Lancelot cursed and he whipped around to face forward just in time to see a drone drop out of the sky to hover in front of the car for a moment, before zipping up into the blue above.

Lancelot looked grim, and for the first time, Hugo slanted an uneasy glance at Sylvia. She kept inching the car forward, skirting around a pile of what looked like copper coils and finally parking in front of the house with all the wires leading into it.

“Your, ah, brother, lives here?” Lancelot asked.

“Yep. This is his Batcave. Can I have my tote?”

Hugo passed it up, trying to convince himself that her easygoing attitude meant they weren’t about to become victims of some insane American serial killer or captives of the Trinity Masters. While Franco had appeared harmless, Hugo wouldn’t want to find himself in a dark alley with Sebastian.

“And you’re sure he’s home?” Lancelot asked.

“Yep, I checked.” She tapped her watch.

Apparently, her brother was always home at this time of day. Hugo shrugged and got out on the driver’s side.
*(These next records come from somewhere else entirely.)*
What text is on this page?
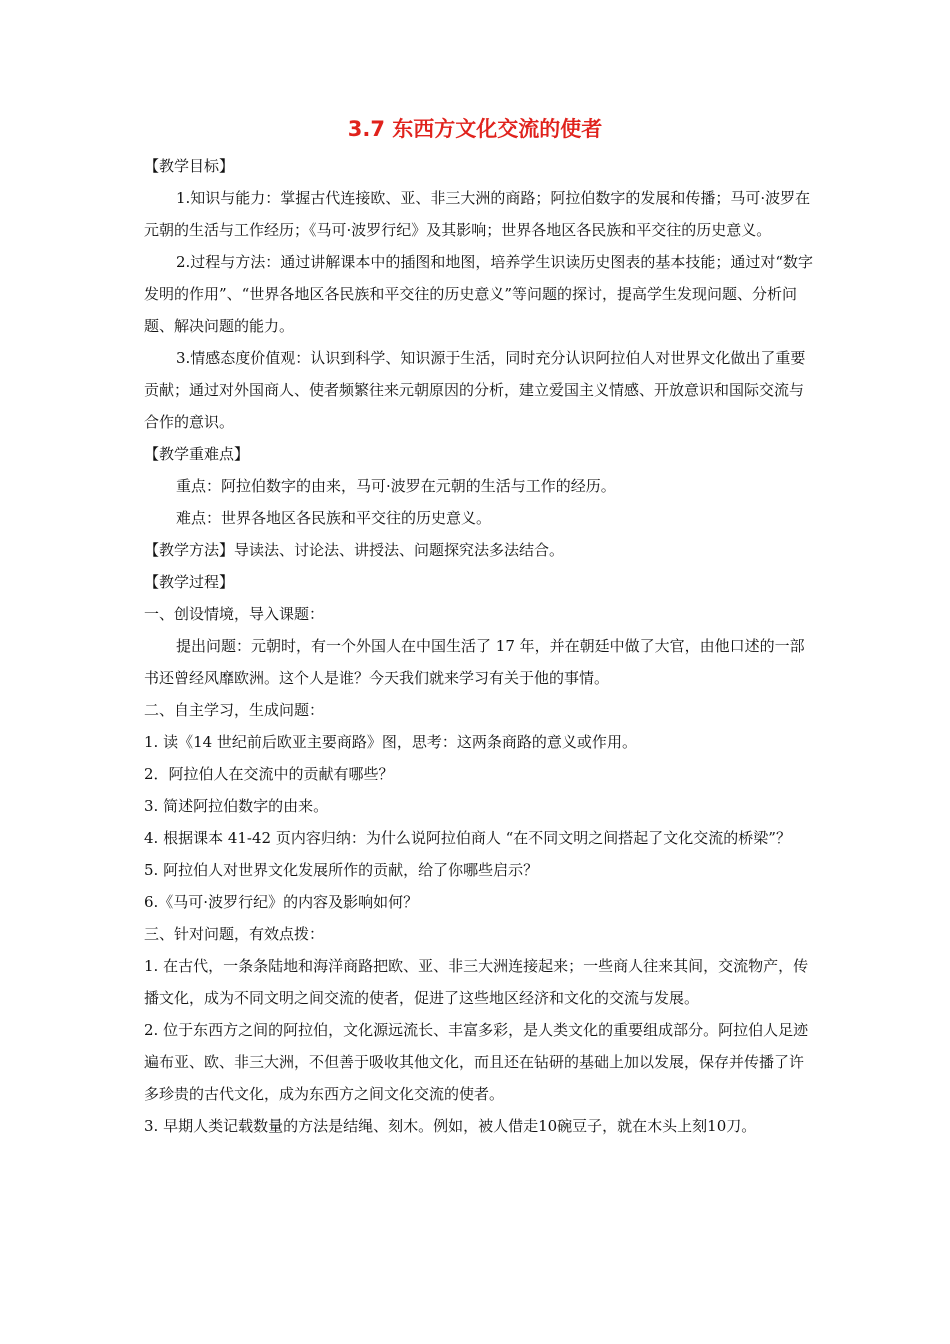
3.7 东西方文化交流的使者

【教学目标】

1.知识与能力：掌握古代连接欧、亚、非三大洲的商路；阿拉伯数字的发展和传播；马可·波罗在元朝的生活与工作经历；《马可·波罗行纪》及其影响；世界各地区各民族和平交往的历史意义。

2.过程与方法：通过讲解课本中的插图和地图，培养学生识读历史图表的基本技能；通过对“数字发明的作用”、“世界各地区各民族和平交往的历史意义”等问题的探讨，提高学生发现问题、分析问题、解决问题的能力。

3.情感态度价值观：认识到科学、知识源于生活，同时充分认识阿拉伯人对世界文化做出了重要贡献；通过对外国商人、使者频繁往来元朝原因的分析，建立爱国主义情感、开放意识和国际交流与合作的意识。

【教学重难点】

重点：阿拉伯数字的由来，马可·波罗在元朝的生活与工作的经历。

难点：世界各地区各民族和平交往的历史意义。

【教学方法】导读法、讨论法、讲授法、问题探究法多法结合。

【教学过程】

一、创设情境，导入课题：

提出问题：元朝时，有一个外国人在中国生活了 17 年，并在朝廷中做了大官，由他口述的一部书还曾经风靡欧洲。这个人是谁？今天我们就来学习有关于他的事情。

二、自主学习，生成问题：

1. 读《14 世纪前后欧亚主要商路》图，思考：这两条商路的意义或作用。

2．阿拉伯人在交流中的贡献有哪些？

3. 简述阿拉伯数字的由来。

4. 根据课本 41-42 页内容归纳：为什么说阿拉伯商人 “在不同文明之间搭起了文化交流的桥梁”？

5. 阿拉伯人对世界文化发展所作的贡献，给了你哪些启示？

6.《马可·波罗行纪》的内容及影响如何？

三、针对问题，有效点拨：

1. 在古代，一条条陆地和海洋商路把欧、亚、非三大洲连接起来；一些商人往来其间，交流物产，传播文化，成为不同文明之间交流的使者，促进了这些地区经济和文化的交流与发展。

2. 位于东西方之间的阿拉伯，文化源远流长、丰富多彩，是人类文化的重要组成部分。阿拉伯人足迹遍布亚、欧、非三大洲，不但善于吸收其他文化，而且还在钻研的基础上加以发展，保存并传播了许多珍贵的古代文化，成为东西方之间文化交流的使者。

3. 早期人类记载数量的方法是结绳、刻木。例如，被人借走10碗豆子，就在木头上刻10刀。
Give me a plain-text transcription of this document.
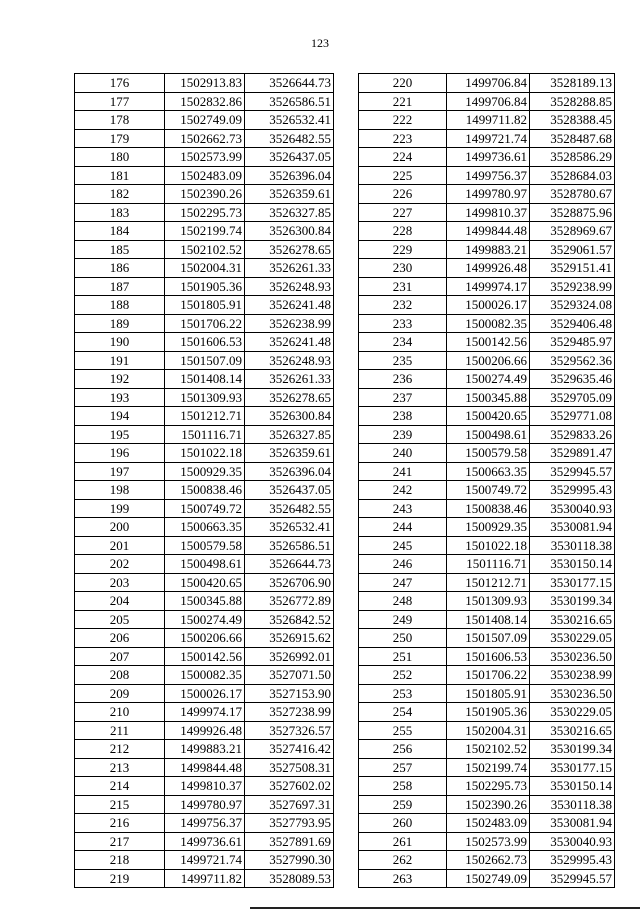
123
176	1502913.83	3526644.73
177	1502832.86	3526586.51
178	1502749.09	3526532.41
179	1502662.73	3526482.55
180	1502573.99	3526437.05
181	1502483.09	3526396.04
182	1502390.26	3526359.61
183	1502295.73	3526327.85
184	1502199.74	3526300.84
185	1502102.52	3526278.65
186	1502004.31	3526261.33
187	1501905.36	3526248.93
188	1501805.91	3526241.48
189	1501706.22	3526238.99
190	1501606.53	3526241.48
191	1501507.09	3526248.93
192	1501408.14	3526261.33
193	1501309.93	3526278.65
194	1501212.71	3526300.84
195	1501116.71	3526327.85
196	1501022.18	3526359.61
197	1500929.35	3526396.04
198	1500838.46	3526437.05
199	1500749.72	3526482.55
200	1500663.35	3526532.41
201	1500579.58	3526586.51
202	1500498.61	3526644.73
203	1500420.65	3526706.90
204	1500345.88	3526772.89
205	1500274.49	3526842.52
206	1500206.66	3526915.62
207	1500142.56	3526992.01
208	1500082.35	3527071.50
209	1500026.17	3527153.90
210	1499974.17	3527238.99
211	1499926.48	3527326.57
212	1499883.21	3527416.42
213	1499844.48	3527508.31
214	1499810.37	3527602.02
215	1499780.97	3527697.31
216	1499756.37	3527793.95
217	1499736.61	3527891.69
218	1499721.74	3527990.30
219	1499711.82	3528089.53
220	1499706.84	3528189.13
221	1499706.84	3528288.85
222	1499711.82	3528388.45
223	1499721.74	3528487.68
224	1499736.61	3528586.29
225	1499756.37	3528684.03
226	1499780.97	3528780.67
227	1499810.37	3528875.96
228	1499844.48	3528969.67
229	1499883.21	3529061.57
230	1499926.48	3529151.41
231	1499974.17	3529238.99
232	1500026.17	3529324.08
233	1500082.35	3529406.48
234	1500142.56	3529485.97
235	1500206.66	3529562.36
236	1500274.49	3529635.46
237	1500345.88	3529705.09
238	1500420.65	3529771.08
239	1500498.61	3529833.26
240	1500579.58	3529891.47
241	1500663.35	3529945.57
242	1500749.72	3529995.43
243	1500838.46	3530040.93
244	1500929.35	3530081.94
245	1501022.18	3530118.38
246	1501116.71	3530150.14
247	1501212.71	3530177.15
248	1501309.93	3530199.34
249	1501408.14	3530216.65
250	1501507.09	3530229.05
251	1501606.53	3530236.50
252	1501706.22	3530238.99
253	1501805.91	3530236.50
254	1501905.36	3530229.05
255	1502004.31	3530216.65
256	1502102.52	3530199.34
257	1502199.74	3530177.15
258	1502295.73	3530150.14
259	1502390.26	3530118.38
260	1502483.09	3530081.94
261	1502573.99	3530040.93
262	1502662.73	3529995.43
263	1502749.09	3529945.57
Sylvia shot him a smile and then started for the steps that led up to the small covered porch. Unlike her own, this porch lacked any inviting seating. What it did have was a handprint scanner and a large camera mounted above the door. Out of the corner of his eye, Hugo saw Lancelot detour back toward the pile of scrap metal they’d driven around. When he came jogging up to join them, he had one arm down at his side and slightly behind him.

Hugo had a sneaky suspicion the knight was hiding something behind his leg—a pole or board that could be used as a weapon.

Sylvia tried to turn the doorknob, and then made a disgusted sound when it proved to be locked. She put her hand on the palm-print scanner.

“Welcome, sister of the great inventor,” a mechanical voice said. “His brilliance is home and accepting petitioners.”

Hugo blinked in surprise. “Is that the voice of C3PO?”

Sylvia sighed and looked at Hugo. “Do you have siblings?”

“I do.”

“Then please, don’t tell him if you think that’s impressive. It will only make him worse.”